Born in Sweden to German parents on May 6, 1896, Sievert was also born into wealth, as his father was a leading exporter/importer of machines. When his father died, Rolf, at 17, inherited an enormous fortune, said to be enough so he could live a comfortable life on the interest alone.
Good thing, maybe, because rich Rolf was a poor student. He dropped out of school. Finally, between 1915 and 1917, Sievert started studying at Uppsala University, the Swedish institution leading the academic world in physics. By 1919, he crossed paths with a professor who helped him understand theoretical physics in the field of meteorology, and Sievert’s career was launched.
With the increasing use of X-rays during and after the First World War, hematologic diseases began to occur frequently among those handling X-rays, with a growing number of deaths. This prompted discussion about radiation protection. By the mid-1920s, radiation was considered hazardous, and serious discussions about trials for determining tolerable doses had begun.
Sievert started working to measure radiation. He used his own money to stock and staff his lab. In 1921, he theorized measurements on the spatial distribution of radiation from various radium compounds and mathematically calculated the intensity of radiation from radium compounds arranged simultaneously along a line, in the form of rings, and on a plane. This would become known as the Sievert Integration Theory.
This is when he began to emphasize radiation protection and the need to limit professionals’ exposure to radiation. He used a portable dosimeter when visiting hospitals, to measure tube voltage, tube current, and dose rate. By 1926, Sievert succeeded in standardizing the skin erythema dose and made a capacitor-type dosimeter, called a Sievert chamber. In 1928, he played the central role in the adoption of the roentgen as the international unit and in recommendations for protecting medical radiology practitioners from radiation. Soon, he was consulting on how to build more protective chambers, including pioneering the use of thick, iron-ore concrete walls as radiation shields.

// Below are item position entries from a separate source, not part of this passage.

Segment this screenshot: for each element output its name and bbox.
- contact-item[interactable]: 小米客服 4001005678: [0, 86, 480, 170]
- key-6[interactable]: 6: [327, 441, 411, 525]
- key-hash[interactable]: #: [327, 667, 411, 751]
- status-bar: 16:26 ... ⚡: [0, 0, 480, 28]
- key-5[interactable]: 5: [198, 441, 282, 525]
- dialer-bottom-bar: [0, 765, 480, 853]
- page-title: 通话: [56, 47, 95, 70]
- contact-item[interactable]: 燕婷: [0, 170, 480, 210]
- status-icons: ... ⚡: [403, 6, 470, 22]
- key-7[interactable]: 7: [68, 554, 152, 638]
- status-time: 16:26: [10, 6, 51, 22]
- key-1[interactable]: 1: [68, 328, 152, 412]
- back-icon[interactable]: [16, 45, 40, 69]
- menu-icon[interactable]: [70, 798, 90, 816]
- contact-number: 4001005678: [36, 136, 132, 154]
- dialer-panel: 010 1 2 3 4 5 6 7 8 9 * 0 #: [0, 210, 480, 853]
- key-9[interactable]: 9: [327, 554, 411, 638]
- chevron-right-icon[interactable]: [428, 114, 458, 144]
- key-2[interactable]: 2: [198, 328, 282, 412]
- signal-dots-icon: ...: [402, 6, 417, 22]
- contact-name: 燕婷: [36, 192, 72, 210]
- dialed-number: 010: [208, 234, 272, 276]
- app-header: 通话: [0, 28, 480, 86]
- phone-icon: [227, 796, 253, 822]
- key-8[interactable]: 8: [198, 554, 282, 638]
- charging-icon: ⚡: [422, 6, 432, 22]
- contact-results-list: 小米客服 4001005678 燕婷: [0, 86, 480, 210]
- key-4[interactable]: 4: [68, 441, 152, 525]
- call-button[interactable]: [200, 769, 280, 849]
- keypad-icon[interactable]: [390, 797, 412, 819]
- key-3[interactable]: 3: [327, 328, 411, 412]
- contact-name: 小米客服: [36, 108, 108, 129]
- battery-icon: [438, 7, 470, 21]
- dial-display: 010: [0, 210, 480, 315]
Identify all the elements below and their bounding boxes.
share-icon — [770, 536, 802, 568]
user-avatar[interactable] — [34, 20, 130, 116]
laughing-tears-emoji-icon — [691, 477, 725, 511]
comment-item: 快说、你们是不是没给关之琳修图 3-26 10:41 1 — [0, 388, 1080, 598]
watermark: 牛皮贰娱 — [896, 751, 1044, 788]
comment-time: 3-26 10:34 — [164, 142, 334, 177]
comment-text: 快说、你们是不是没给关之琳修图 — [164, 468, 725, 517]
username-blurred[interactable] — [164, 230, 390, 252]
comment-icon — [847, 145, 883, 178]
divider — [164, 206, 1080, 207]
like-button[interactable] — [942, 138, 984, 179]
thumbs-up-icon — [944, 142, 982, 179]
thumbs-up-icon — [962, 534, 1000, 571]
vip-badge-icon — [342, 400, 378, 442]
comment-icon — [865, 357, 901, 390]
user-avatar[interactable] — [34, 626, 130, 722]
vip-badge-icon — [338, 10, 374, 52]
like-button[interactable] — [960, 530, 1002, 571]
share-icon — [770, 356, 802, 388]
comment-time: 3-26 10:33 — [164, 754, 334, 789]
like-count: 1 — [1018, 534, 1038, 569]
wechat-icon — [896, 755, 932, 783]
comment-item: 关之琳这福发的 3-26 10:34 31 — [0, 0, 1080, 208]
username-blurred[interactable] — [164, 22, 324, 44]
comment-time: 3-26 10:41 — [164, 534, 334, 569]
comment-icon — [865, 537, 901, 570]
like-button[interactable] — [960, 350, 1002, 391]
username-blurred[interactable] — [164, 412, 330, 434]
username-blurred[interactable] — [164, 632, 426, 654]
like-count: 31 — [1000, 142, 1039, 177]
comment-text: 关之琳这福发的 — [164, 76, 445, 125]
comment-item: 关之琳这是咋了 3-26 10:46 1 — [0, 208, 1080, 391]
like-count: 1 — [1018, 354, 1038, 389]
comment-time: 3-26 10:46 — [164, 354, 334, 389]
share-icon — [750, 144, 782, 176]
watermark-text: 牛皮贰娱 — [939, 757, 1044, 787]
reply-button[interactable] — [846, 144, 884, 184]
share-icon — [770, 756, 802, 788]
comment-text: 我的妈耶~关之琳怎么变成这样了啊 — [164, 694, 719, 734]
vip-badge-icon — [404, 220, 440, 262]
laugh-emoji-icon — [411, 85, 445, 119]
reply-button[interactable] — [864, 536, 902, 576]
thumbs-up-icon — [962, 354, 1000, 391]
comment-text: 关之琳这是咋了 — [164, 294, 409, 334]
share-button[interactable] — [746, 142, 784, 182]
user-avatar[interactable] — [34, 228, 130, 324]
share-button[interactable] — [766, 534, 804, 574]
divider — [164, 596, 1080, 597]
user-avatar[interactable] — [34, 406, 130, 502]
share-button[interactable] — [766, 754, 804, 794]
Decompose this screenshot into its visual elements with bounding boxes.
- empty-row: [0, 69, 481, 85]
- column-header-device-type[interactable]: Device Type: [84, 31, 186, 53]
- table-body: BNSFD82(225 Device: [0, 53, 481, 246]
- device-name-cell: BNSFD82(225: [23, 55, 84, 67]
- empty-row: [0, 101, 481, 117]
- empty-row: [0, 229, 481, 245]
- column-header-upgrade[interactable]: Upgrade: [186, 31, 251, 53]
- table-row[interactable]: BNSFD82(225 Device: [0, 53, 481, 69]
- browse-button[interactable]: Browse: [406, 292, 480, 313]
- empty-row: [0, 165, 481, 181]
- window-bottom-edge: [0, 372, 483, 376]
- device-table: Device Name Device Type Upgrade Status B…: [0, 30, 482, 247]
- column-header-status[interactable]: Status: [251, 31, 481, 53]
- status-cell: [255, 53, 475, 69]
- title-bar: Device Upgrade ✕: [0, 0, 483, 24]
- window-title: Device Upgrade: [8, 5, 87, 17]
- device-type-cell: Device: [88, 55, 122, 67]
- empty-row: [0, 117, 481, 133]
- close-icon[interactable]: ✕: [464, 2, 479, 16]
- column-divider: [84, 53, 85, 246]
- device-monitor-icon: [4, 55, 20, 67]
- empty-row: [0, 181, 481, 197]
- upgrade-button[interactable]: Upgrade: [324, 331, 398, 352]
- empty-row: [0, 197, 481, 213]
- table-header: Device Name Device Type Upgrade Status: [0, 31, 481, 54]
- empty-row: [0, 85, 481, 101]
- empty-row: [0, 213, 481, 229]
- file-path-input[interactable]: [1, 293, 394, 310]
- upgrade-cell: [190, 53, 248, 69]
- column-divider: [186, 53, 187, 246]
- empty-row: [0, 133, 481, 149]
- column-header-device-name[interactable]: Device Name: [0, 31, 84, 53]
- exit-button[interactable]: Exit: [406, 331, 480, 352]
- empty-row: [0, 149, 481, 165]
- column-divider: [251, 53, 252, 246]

Sievert drafted the world’s first radiation protection law in collaboration with top radiologists. In 1925, Italy was the first to put it into practice, for those working in radiotherapy establishments and also for patients. Sweden also enforced regulations on radiation protection quite early, in 1941. France and Germany soon followed.
The Sievert-founded Radiation Physics Research Institute oversaw regulation of radiation protection. New radiation legal standards made it mandatory to submit reports on X-ray machines, radioactive isotopes such as radium, the health history of the person in charge, and any disorders in the radiation practitioner. The institute evaluated reports, performed inspection duties, and conducted important research in fields such as radiation physics, biophysics, and the implementation of laws.
Sievert continued to pioneer both thought and action in the radiology community, serving as a global leader throughout his career. In 1965, Sievert retired. He died in 1966, at age 70, from conditions that have nothing to do with radiation. In honor of his lifetime achievements, the unit for the dose of radiation affecting the human body (equivalent dose) was named the Sv (Sievert), in 1979.